In TASK’s case, the first line of action was to ensure AEWP students had reliable access to two staples of effective distance learning – computers and internet access. In high poverty cities such as Trenton, low-income households are less likely to have access to technology necessary to complete homework, apply for jobs, obtain telehealth services or even simply to stay connected with family who may live in different locations in this digital age. In fact, recent studies show only 40 percent of Trenton households have reliable access to internet service.
After researching what resources were available to their students, the AEWP team was pleased to discover TDI -Connect (formerly recognized as Trenton Digital Initiative), a local organization that refurbishes and re-distributes used laptops to families across the Trenton area. TDI-Connect generously donated 10 Chromebook computers to TASK for AEWP students.

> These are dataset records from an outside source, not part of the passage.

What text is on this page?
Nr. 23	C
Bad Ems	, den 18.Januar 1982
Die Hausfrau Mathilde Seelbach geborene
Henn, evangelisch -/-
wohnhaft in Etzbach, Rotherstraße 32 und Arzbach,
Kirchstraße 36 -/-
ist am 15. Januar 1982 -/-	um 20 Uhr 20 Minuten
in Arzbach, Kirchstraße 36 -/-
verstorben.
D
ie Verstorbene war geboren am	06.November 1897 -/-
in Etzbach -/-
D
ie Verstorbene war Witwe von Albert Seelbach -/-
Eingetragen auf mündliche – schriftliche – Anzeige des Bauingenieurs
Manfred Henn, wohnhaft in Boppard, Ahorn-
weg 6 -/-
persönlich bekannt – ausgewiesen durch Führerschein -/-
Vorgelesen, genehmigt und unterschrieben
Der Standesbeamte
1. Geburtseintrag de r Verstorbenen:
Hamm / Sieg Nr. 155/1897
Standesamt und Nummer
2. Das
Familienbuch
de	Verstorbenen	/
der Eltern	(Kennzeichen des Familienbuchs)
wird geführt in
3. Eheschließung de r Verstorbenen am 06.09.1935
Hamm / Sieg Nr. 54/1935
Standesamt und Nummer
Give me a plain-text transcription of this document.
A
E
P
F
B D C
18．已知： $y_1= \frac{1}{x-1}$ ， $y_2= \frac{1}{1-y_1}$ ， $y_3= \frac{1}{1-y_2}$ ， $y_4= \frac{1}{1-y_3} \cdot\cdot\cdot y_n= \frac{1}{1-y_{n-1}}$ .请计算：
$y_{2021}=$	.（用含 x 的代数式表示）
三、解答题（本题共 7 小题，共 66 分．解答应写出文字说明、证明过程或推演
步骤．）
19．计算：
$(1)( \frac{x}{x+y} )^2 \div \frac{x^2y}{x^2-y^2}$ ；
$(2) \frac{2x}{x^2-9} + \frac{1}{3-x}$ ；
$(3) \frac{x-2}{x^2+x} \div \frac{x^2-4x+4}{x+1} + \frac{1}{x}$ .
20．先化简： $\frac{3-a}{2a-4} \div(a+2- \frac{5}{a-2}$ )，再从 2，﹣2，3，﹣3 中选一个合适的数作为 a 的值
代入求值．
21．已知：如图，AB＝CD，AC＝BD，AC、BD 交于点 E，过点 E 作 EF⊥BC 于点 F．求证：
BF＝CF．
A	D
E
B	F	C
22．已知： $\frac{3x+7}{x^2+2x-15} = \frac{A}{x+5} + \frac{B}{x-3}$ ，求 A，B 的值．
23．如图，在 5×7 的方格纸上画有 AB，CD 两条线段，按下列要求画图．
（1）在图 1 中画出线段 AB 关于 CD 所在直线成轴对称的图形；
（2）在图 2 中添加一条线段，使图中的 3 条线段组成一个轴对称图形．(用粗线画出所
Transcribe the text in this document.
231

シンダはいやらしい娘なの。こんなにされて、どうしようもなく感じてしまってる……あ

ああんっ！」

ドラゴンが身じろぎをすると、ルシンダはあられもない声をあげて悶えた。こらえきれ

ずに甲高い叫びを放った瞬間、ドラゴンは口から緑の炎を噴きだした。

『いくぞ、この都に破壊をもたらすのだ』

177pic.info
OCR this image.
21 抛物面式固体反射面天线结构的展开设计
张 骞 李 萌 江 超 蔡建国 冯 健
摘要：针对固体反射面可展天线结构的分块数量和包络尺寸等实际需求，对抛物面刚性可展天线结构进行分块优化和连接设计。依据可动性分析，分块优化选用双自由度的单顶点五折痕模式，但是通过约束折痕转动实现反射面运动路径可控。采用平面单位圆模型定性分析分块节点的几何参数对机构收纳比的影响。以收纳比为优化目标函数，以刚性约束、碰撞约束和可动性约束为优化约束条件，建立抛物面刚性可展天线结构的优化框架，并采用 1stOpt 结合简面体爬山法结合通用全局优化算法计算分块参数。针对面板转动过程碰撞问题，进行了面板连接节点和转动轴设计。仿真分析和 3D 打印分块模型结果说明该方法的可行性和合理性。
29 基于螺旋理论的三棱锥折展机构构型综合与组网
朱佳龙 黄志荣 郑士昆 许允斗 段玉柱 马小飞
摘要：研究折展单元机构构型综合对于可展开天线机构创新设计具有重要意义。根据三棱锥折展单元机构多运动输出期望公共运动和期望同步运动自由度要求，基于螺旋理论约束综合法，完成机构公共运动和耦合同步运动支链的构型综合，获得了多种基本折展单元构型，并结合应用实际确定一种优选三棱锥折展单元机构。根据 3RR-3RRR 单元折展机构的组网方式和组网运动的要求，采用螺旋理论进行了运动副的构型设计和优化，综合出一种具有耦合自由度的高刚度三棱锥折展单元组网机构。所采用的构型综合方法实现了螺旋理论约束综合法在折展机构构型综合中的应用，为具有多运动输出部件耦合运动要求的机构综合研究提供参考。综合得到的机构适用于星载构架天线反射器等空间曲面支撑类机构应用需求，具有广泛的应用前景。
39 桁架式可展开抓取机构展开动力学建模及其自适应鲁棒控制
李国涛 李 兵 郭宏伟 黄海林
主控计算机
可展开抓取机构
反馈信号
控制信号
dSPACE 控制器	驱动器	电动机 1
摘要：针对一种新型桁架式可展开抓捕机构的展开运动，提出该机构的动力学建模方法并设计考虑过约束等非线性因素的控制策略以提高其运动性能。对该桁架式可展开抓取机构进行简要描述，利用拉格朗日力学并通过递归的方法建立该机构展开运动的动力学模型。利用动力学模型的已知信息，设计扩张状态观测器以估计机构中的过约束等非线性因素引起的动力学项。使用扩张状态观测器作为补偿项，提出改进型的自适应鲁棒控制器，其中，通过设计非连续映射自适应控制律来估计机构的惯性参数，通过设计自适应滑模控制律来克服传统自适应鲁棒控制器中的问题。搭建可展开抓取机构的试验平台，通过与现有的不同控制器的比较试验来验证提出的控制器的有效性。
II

Computer Resource Assistant Neil Washington, a TASK new-hire, generally works with students on-site monitoring the computer lab and facilitating workshops that help students build computer literacy. On each laptop, Washington installed Conover Online™ and Essential Education GED Academy™, the two main applications used to tutor students looking to earn a GED and provide soft skills training for students seeking job-readiness support from TASK’s Employment Search Specialist Paulash Banarjee. He also bookmarked several resources to help students troubleshoot basic technical issues, increase their knowledge of basic computer applications, and develop other important skills, such as typing and surfing the web. Chrome Remote Desktop was also installed to each computer, allowing staff to monitor how students use laptops.
Broadband access would have been the next hurdle, but many of the AEWP students who were chosen to receive laptops were connected to Internet at home. One student, however, was able to receive free service through the Comcast Internet Essentials program.
Given the early success of what she considers a pilot run to distance learning at TASK, Hart, is optimistic about the new model becoming a permanent option for students. Currently, eight students have received computers, but Hart foresees being able to manage at least 20 students in the future. As students continue to move through their lesson plans, AEWP staff are exploring ways to expand the new distance learning strategy and provide more educational opportunities in the months to come.